The reason for this is that get_next_timer_interrupt()
in the RT kernel *always* returns "basem + TICK_NSEC"
which translates to "there's a timer firing in the
next tick". This causes tick_nohz_stop_sched_tick()
to never deactivate the tick.

This patch is like tylenol, it doesn't fix the problem, it
just reliefs the symptons by making tick_nohz_stop_sched_tick()
succeed if: 1. a core doesn't have any legacy timers
pending and 2. there's no hrtimer firing in the next tick.

Also, note that this issue has another side effect: it
causes the ktimersoftd thread to always take 1%-2% of CPU
time on all cores, even if they are idle.

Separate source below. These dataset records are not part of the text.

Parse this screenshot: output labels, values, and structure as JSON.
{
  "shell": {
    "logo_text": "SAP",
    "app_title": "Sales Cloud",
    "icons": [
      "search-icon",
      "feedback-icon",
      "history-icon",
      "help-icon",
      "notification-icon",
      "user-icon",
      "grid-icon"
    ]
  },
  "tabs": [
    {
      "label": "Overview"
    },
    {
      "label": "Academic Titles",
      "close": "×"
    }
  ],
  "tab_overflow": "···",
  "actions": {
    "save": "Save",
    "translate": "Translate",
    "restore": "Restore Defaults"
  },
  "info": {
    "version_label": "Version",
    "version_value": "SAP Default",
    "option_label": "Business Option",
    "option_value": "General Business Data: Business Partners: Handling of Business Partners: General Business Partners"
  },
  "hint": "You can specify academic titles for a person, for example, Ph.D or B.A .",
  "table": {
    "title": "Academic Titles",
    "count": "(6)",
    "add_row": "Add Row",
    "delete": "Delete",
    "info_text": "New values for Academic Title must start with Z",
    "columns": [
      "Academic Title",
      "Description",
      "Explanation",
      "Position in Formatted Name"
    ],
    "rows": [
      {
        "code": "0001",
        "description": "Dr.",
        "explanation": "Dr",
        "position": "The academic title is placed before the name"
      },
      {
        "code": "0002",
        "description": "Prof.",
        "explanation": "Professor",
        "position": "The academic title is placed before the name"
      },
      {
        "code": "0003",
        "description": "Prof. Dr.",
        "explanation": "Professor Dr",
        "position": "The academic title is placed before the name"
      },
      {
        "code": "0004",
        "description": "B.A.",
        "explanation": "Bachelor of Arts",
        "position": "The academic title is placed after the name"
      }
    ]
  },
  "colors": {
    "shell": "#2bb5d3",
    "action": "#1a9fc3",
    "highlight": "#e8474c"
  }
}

As it turns out,
the tick handling code path unconditionally raises the
TIMER_SOFTIRQ line. This is an upstream kernel behavior.
I believe people are not noticing the CPU usage because
nohz-idle papers over this problem.

Signed-off-by: Luiz Capitulino <lcapitulino@xxxxxxxxxx>
---
 kernel/time/timer.c | 8 +++++++-
 1 file changed, 7 insertions(+), 1 deletion(-)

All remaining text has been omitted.